The 'ignore user' feature is nice, but it still doesn't completely prevent clutter caused by excessive posting.

There is one user on this thread that has 8 of the 20 or so total posts. Even when 'ignored' they still manage to find a way to pollute.

Submitted by SD Realtor on March 14, 2012 - 12:09pm.

How about an auto_reject... If you are the author of a thread, you can specify users that get rejected if they respond to a thread.

Submitted by bearishgurl on March 14, 2012 - 12:31pm.

Actually, in case you haven't noticed, I love this state. The "whys" and "wherefores" of CA's "impending Greek Tragedy" and the antithesis of this thread is one of my favorite areas of (civil) discourse and is a subject of which I am passionate about, that is ... low and no-growth legislation :=]

I feel it's never too late to become involved until a CFD formation is being considered for the shores (and islands) of Mono Lake, lol!

Instead of making snide remarks that serve no purpose, pri_dk, why don't you instead change your tune and actually add something of value to the thread? If not just for the rest of us to understand why you feel as you do.

For starters, why don't you tell us if YOU or any member of your immediate family has personally received any *free* or *low-cost* services from departments or agencies of this great state of ours (or its "subdivisions") that would not have been available to you as a resident of other states?

And if you have, do you think the public employees who provided those services to you are undeserving of being able to "retire" after 30 years of service?

Submitted by sdrealtor on March 14, 2012 - 12:31pm.

Some people are rather adept at arguing with themselves even when no one else is paying attention to them.

Wait for it....

Submitted by bearishgurl on March 14, 2012 - 12:35pm.

SD Realtor wrote:
How about an auto_reject... If you are the author of a thread, you can specify users that get rejected if they respond to a thread.

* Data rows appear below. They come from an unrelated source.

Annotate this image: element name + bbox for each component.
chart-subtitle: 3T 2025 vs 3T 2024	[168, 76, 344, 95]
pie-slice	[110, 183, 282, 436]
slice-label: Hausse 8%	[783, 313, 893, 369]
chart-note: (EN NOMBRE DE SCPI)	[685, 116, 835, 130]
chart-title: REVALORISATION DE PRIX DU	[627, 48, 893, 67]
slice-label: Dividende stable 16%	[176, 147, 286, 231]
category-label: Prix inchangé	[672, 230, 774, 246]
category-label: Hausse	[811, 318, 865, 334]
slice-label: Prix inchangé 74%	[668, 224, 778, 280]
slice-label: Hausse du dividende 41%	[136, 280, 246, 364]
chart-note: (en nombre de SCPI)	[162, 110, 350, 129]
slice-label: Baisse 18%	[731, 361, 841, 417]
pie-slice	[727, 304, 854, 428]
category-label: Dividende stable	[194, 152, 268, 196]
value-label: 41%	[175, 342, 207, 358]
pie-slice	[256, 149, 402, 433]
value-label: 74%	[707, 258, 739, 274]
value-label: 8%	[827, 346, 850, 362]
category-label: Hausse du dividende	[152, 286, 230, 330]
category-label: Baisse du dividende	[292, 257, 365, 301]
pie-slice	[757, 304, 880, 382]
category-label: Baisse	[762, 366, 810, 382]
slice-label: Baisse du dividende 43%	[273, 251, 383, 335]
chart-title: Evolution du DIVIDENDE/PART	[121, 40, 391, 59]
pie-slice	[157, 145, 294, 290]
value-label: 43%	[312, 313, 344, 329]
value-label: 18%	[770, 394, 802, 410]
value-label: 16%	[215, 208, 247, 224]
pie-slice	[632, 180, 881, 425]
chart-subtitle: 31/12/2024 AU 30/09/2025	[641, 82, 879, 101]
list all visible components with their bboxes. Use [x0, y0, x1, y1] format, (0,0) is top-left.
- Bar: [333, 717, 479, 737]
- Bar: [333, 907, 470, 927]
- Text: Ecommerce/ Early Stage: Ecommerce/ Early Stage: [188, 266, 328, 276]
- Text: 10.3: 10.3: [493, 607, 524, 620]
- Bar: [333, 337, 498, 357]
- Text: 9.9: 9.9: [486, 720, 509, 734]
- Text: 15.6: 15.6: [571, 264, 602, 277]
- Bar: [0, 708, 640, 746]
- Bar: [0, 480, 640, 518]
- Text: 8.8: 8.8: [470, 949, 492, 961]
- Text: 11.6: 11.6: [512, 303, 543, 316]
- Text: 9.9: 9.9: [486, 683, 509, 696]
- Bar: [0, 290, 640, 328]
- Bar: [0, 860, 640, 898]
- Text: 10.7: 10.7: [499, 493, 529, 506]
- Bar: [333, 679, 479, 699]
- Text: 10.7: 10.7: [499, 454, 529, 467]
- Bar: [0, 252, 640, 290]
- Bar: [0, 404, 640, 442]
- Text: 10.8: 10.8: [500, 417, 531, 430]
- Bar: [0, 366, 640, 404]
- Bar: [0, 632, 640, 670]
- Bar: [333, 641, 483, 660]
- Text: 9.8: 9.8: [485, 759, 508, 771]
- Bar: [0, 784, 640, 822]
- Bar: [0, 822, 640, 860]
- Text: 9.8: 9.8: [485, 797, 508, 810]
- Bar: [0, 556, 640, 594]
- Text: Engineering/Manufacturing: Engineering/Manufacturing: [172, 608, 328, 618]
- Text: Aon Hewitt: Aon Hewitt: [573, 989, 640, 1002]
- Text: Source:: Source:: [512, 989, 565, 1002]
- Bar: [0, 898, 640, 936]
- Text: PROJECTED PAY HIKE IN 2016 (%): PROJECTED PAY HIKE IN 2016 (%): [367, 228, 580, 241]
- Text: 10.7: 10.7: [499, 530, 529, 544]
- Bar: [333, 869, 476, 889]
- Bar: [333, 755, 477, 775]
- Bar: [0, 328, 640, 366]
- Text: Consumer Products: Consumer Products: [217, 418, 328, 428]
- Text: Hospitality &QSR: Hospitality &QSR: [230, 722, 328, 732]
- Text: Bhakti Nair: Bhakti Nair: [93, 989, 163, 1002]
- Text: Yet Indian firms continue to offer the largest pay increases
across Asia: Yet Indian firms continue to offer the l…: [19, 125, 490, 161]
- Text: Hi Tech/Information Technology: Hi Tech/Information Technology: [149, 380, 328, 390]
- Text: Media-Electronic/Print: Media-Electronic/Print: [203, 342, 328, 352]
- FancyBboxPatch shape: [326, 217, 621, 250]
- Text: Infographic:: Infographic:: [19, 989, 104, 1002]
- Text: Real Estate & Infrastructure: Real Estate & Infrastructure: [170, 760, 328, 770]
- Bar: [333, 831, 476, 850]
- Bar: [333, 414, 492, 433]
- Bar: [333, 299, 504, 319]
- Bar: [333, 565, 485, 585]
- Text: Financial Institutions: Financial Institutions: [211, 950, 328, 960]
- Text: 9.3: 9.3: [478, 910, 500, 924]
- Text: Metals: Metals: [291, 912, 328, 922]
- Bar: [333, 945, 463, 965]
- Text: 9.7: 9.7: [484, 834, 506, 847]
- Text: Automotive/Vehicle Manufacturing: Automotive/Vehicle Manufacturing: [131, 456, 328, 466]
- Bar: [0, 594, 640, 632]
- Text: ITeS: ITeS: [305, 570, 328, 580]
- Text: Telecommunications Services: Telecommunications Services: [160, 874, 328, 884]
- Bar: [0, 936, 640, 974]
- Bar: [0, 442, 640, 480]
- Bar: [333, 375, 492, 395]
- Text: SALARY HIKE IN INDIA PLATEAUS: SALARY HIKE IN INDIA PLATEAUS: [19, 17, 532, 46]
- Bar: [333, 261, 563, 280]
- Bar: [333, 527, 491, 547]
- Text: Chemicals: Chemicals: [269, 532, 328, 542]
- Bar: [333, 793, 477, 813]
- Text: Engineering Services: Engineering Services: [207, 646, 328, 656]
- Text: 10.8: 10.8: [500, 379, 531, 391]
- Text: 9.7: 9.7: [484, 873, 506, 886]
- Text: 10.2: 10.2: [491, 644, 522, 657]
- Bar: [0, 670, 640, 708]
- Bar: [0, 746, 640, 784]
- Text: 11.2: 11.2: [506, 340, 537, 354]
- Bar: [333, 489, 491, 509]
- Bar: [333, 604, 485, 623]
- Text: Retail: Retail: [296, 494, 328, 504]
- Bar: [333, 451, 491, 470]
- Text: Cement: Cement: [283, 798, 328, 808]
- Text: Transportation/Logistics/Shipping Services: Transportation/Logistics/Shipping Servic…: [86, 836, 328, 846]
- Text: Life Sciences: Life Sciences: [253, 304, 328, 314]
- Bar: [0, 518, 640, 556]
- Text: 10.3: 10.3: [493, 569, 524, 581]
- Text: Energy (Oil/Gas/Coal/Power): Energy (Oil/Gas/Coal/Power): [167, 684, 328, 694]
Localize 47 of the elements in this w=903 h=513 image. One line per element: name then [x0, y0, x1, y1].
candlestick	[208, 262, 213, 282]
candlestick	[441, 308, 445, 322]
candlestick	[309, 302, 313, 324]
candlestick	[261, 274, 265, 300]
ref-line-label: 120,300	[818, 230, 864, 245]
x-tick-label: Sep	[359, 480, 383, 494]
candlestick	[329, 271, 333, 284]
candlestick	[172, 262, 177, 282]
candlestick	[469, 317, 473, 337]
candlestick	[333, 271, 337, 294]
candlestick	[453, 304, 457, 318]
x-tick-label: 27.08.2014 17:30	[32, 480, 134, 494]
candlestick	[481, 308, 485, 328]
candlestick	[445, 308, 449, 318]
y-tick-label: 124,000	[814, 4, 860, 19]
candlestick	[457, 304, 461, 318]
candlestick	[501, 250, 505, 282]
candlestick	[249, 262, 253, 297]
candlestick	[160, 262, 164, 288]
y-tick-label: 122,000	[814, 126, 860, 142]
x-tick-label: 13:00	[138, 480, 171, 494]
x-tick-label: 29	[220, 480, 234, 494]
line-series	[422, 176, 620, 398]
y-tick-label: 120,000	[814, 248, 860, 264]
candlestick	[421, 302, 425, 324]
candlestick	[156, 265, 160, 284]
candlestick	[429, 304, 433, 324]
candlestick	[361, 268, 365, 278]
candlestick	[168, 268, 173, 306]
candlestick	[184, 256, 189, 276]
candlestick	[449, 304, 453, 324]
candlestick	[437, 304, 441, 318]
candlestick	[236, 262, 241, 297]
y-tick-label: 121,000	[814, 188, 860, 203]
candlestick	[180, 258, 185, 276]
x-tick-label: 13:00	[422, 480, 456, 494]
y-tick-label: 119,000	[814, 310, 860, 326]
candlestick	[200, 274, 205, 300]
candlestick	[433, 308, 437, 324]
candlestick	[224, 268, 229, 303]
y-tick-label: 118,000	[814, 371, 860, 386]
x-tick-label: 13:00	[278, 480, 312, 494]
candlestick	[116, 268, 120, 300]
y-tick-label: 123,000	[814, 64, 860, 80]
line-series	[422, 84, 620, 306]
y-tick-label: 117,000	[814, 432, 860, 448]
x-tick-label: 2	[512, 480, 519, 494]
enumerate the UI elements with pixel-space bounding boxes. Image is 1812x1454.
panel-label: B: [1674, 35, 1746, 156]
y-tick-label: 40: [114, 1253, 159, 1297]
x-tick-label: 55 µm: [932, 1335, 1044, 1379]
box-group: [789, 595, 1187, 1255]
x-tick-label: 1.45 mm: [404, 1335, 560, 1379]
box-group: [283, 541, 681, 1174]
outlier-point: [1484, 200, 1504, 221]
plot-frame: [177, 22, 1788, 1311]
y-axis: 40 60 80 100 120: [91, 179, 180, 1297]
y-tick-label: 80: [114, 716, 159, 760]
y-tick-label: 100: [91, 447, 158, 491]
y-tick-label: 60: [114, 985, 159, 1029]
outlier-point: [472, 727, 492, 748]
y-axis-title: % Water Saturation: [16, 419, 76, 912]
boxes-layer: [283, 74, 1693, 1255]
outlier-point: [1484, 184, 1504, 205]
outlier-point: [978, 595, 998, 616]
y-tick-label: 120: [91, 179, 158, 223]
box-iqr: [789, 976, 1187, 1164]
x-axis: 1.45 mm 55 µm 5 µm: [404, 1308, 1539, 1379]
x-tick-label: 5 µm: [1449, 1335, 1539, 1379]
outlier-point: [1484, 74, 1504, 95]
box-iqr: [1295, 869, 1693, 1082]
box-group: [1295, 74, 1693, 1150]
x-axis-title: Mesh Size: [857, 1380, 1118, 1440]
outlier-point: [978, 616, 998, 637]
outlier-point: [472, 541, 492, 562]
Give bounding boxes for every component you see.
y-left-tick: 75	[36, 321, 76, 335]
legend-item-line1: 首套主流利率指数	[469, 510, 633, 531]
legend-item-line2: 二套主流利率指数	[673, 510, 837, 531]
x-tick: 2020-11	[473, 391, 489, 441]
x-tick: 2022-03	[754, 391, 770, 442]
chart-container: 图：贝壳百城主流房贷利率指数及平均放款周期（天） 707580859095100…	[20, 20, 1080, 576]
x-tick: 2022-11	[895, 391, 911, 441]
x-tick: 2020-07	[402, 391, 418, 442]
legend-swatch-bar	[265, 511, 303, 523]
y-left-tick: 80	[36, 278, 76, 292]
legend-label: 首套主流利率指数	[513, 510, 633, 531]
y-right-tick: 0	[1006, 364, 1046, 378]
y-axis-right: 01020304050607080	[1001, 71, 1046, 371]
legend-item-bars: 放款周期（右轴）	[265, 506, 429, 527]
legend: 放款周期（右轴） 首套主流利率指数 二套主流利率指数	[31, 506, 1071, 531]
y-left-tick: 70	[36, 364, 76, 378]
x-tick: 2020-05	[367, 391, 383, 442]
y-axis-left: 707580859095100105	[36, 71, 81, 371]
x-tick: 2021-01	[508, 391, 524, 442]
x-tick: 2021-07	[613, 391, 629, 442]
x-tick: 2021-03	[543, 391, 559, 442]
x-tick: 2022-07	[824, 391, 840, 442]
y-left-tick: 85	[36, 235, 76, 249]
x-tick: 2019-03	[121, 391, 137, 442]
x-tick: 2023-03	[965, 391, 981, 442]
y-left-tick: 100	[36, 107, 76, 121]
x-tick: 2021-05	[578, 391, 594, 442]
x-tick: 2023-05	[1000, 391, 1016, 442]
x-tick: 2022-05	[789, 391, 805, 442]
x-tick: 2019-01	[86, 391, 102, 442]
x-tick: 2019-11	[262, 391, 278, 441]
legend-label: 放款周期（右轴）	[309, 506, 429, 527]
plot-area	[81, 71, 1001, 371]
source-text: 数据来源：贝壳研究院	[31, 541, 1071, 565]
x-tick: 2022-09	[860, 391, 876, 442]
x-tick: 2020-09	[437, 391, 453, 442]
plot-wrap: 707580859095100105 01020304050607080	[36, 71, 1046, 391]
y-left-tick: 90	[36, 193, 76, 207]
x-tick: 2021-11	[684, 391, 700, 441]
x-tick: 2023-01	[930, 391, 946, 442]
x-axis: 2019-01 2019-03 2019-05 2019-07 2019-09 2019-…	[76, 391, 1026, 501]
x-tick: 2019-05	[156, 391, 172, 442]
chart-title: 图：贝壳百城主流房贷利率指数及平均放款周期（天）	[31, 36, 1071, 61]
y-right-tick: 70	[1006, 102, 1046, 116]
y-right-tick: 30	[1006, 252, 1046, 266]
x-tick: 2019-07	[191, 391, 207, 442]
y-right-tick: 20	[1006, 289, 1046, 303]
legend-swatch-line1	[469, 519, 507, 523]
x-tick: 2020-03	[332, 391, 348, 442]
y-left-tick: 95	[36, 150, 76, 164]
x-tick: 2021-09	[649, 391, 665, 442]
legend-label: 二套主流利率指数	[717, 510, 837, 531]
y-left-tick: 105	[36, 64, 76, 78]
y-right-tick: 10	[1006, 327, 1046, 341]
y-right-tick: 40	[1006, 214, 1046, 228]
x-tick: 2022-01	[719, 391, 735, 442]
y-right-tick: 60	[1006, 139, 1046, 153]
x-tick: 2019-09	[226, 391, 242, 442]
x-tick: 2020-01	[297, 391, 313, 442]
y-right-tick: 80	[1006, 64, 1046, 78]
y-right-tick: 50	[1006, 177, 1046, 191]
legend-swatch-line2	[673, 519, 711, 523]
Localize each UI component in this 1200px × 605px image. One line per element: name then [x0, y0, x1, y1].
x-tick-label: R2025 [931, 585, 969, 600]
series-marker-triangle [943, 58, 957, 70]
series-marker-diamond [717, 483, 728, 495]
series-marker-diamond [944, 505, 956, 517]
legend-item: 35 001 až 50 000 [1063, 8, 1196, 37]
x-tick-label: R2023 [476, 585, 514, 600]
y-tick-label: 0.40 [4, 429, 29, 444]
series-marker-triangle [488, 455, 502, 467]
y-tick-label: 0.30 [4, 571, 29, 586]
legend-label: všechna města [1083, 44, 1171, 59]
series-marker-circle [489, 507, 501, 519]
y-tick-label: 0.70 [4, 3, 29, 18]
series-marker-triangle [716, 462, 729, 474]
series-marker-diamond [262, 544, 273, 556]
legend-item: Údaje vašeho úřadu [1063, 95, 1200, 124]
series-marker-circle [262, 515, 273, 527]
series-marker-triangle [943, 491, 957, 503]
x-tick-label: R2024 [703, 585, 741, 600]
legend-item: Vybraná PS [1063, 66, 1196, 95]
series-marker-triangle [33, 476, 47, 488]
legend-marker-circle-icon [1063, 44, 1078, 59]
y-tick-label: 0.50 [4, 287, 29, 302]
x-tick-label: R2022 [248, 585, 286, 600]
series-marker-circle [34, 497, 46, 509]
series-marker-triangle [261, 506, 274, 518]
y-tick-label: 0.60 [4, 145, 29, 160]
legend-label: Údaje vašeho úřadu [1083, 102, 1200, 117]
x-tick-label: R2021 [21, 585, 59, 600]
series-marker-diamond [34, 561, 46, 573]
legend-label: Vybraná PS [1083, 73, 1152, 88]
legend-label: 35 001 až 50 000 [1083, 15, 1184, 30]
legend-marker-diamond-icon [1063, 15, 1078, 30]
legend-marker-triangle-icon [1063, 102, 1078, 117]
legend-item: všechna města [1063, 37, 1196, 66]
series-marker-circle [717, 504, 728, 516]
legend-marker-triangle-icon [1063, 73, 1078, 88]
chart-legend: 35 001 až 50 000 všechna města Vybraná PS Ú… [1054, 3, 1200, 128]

SDR, why don't you create your own thread discussing your FAV subjects of the current price of food and commodities and how expensive tract homes are in your far-flung area of choice (that you haven't purchased in yet).

You could always ask for "special permission" to bump any contributions I might choose to make :=]

Submitted by bearishgurl on March 14, 2012 - 12:36pm.

sdrealtor wrote:
Some people are rather adept at arguing with themselves even when no one else is paying attention to them.

SOME people CLAIM they are IGNORING me but really can't help themselves, lol.

...wait for it.

Submitted by briansd1 on March 14, 2012 - 12:49pm.

BG, it's not a question of old or new, the number of housing units needs to grow in proportion to the population.

bearishgurl wrote:

Using SD County for an example, how has having a (current) 3M population vs. 1M population (in 1982) made the county's quality of life "better?" And if you think it IS better now, WHO is it better for?

Better choices of restaurants.

Submitted by no_such_reality on March 14, 2012 - 1:08pm.

So our California department of finance publishes some interesting stats:

Current 2010 Census population shows only 4.2 million people age 65+

California government stats also show legal immigration to be 5.58 million from 1984 to 2010.

Nearly half immigrated to Los Angeles county, 2.044 million.

Over the last ten years, we've seen a marked increase in the population under 18. From 25% to 27.5%.

http://www.dof.ca.gov/research/demograph...

http://www.dof.ca.gov/research/demograph...

On a side note, I don't believe any place else in the US refers to California housing as cheap, except maybe people in Romney's income range.

While homes in podunk Cali seem cheap to us, to people living in elsewhere, they're still more expensive compartively with cheaper alternative locally in podunk-USA.

Submitted by harvey on March 14, 2012 - 1:12pm.

SD Realtor wrote:
How about an auto_reject... If you are the author of a thread, you can specify users that get rejected if they respond to a thread.

Good idea, but of course it's not worth Rich's time.

Seven more posts on this thread since my last count. Three from the same user.

Submitted by harvey on March 14, 2012 - 1:14pm.

no_such_reality wrote:
Over the last ten years, we've seen a marked increase in the population under 18. From 25% to 27.5%.

My wife and I have three kids. It's our fault.

Oh wait...one is adopted...can't blame us for any net gain.